Nick Kyrgios set up a potentially explosive second-round Wimbledon showdown with Rafael Nadal after a typically erratic and occasionally dramatic five-setter with Jordan Thompson.The volatile 24-year-old earned a code violation for whacking a ball out of court and lost a set to love for the first time at a Grand Slam.Kyrgios threw in five attempted ‘tweeners’ – all of which missed – and an underarm serve on set point which also backfired.But he still managed to beat fellow Australian Thompson 7-6, 3-6, 7-6, 0-6, 6-1 in just under three-and-a-half hours.Kyrgios, fined more than £13,000 for his histrionics at Queen’s Club a fortnight ago, was on the brink of full meltdown mode again on a packed Court Three.

Serving at 4-5 in the third set, he began complaining to the umpire about a camera lens shining in his eyes and a woman who was speaking too loud.

The code violation, for smashing a ball out of the court, and an argument over a wrong line call – corrected after a challenge – irked Kyrgios further.

But fuelled by his usual sense of injustice, he held serve with an ace and promptly broke to love, only for the underarm serve to cost him the following game and force a tie-break.

The ensuing 19 minutes was classic Kyrgios. Spectacular winners, maddening shot choices, football-style celebrations, more complaints over line calls and eight set points before Kyrgios got over the line 12-10.

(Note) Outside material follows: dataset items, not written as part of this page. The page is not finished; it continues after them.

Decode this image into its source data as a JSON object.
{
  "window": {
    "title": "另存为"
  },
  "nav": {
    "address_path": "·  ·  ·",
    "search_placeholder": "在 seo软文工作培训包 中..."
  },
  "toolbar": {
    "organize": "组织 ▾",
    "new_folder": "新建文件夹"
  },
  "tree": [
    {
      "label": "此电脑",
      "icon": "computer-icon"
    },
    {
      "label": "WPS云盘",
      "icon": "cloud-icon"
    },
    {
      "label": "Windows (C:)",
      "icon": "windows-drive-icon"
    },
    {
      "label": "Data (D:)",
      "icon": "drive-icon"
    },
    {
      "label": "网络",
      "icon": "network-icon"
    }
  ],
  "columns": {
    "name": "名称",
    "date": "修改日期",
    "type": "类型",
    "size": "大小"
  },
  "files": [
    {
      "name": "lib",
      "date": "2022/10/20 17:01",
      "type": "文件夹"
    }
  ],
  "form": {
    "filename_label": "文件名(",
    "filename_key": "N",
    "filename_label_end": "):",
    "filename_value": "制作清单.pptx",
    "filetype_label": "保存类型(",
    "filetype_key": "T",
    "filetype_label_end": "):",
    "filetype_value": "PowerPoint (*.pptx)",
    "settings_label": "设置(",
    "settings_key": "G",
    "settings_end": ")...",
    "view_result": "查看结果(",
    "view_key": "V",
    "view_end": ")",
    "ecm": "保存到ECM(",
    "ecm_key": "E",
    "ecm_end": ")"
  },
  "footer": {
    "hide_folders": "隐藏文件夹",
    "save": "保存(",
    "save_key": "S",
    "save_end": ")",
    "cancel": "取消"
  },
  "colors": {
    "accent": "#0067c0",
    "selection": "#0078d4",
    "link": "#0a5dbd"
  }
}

Yet, in the following 18 minutes he managed to lose the entire fourth set, collecting just five points along the way.

Kyrgios was chuntering to himself constantly, but with the match all-square, he refocused, re-calibrated, and simply blew Thompson away in the decider.

The victory raised the prospect of a tantalising meeting with Nadal, whom he beat at Wimbledon as a teenager five years ago, and who he branded ‘super salty’ in a recent podcast interview.